The UAE, which plans to introduce value added tax (VAT) next year alongside the other five GCC countries, could generate up to Dh20 billion in revenue from the levy in its second year of implementation, according to the Minister of Economy.
"VAT is expected to yield Dh12bn in the first year of its implementation and up to Dh20bn during the second year," Sultan Al Mansouri said in an emailed response to questions from The National.
Gulf countries are planning to generate non-oil income from new sources such as VAT to help deal with the low oil price era.
They began taking initiatives in 2015 to boost non-oil revenue by liberalising the way fuel prices are set, and raising electricity and water tariffs. Higher taxes on tobacco and new levies on other goods such as sugary soft drinks are also planned.
According to professional services company PricewaterhouseCoopers, the introduction of VAT will help governments in the region “deliver on long-standing plans for economic diversification away from oil, while still being able to deliver social and economic programmes”.

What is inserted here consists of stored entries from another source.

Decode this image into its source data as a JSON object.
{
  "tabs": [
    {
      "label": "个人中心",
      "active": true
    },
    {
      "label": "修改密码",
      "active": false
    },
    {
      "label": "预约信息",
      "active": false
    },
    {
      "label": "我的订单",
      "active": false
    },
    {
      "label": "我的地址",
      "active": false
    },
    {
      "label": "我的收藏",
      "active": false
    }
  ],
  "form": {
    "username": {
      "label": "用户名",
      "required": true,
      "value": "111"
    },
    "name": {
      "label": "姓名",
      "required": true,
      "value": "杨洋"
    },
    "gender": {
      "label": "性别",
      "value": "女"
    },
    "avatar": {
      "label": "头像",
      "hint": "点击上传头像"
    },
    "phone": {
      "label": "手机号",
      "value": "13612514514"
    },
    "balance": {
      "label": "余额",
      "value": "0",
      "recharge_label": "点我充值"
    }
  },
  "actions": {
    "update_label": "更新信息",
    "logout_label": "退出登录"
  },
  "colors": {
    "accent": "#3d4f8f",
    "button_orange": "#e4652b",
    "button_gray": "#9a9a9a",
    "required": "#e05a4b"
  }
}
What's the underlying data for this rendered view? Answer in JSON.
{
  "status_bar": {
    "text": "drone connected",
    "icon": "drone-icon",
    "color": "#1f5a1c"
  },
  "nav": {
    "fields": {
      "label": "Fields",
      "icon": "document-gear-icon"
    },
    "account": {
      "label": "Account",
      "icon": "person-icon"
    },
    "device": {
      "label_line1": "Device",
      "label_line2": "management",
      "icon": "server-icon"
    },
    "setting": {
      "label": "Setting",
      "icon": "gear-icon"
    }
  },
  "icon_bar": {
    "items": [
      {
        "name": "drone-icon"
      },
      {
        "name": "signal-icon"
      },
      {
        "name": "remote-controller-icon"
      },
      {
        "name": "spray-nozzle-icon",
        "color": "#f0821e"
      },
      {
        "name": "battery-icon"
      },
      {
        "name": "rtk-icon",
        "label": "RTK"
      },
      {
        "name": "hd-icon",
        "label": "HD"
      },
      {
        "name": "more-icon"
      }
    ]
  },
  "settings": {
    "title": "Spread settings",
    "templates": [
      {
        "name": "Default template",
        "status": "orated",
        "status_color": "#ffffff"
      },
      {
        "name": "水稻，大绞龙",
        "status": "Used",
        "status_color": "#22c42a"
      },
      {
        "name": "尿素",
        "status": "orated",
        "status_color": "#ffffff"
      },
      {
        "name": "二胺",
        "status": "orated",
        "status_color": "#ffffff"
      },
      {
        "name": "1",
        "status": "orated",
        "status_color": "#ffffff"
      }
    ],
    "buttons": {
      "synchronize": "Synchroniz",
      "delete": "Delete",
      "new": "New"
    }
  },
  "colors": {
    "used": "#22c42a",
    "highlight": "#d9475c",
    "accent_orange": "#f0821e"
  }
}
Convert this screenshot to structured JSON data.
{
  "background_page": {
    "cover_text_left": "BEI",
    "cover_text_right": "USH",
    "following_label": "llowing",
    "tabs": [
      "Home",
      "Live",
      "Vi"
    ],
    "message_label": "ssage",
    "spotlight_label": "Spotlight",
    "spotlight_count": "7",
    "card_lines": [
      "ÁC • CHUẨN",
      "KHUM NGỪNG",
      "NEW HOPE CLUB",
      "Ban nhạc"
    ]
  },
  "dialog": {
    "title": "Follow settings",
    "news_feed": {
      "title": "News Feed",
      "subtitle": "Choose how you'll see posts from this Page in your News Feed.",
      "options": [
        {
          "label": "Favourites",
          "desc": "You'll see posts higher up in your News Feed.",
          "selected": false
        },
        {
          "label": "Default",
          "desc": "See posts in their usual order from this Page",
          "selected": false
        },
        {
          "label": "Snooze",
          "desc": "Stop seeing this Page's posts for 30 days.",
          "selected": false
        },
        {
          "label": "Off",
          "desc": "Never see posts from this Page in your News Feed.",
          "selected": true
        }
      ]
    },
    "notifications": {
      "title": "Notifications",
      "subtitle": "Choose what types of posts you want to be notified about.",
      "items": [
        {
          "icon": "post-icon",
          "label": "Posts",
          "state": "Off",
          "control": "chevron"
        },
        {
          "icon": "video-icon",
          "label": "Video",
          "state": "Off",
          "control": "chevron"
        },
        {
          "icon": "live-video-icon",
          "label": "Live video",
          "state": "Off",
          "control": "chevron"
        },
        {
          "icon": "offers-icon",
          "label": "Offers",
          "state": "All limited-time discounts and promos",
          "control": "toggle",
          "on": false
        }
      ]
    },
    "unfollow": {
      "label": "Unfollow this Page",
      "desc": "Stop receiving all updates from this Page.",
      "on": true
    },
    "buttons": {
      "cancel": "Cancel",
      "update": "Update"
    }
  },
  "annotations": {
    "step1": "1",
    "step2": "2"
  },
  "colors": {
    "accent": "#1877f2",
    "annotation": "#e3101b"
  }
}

The UAE Cabinet last year approved a Dh248bn federal budget for the next five years, with a prime focus on education, social development and health, as the country bucks the regional purse-tightening trend. For 2017, expenditure is projected at Dh48.7bn, leaving a negligible deficit.
“Reducing dependence on oil revenues, finding other sources of income, rationalising current spending and enhancing investments in strategic sectors and projects are predicted to bring further growth for the non-oil sectors, which are forecast to reach 4.6 per cent by 2020,” the minister said. The proposed GCC-wide VAT is expected to be set at 5 per cent and include various exemptions for food and basic items.
The IMF has argued that introducing VAT at a low rate could generate 1.5 to 2 per cent more GDP for the Gulf states.
The fund said in October 2015 that the Gulf states would have a combined fiscal deficit of between 2015 and 2019 that would exceed US$700bn if they did not undertake reforms.
Since then, several countries have cut energy subsidies, trimmed spending and talked about taxes and privatisation to shore up government revenue.
More than two-thirds of senior business figures in the UAE believe reforms such as cutting fuel subsidies and the introduction of duties such as VAT are necessary to boost development in the region.
Research conducted exclusively for The National by Borderless Access found that 69 per cent of respondents in the UAE and 66 per cent in Saudi Arabia felt that subsidy cuts and the introduction of VAT would help regional development.
Mathias Angonin, lead analyst for the UAE at Moody’s, said the ratings agency views both moves as “credit positive”. It has estimated that the UAE’s removal of fuel subsidies added 0.7 per cent of GDP to fiscal revenue.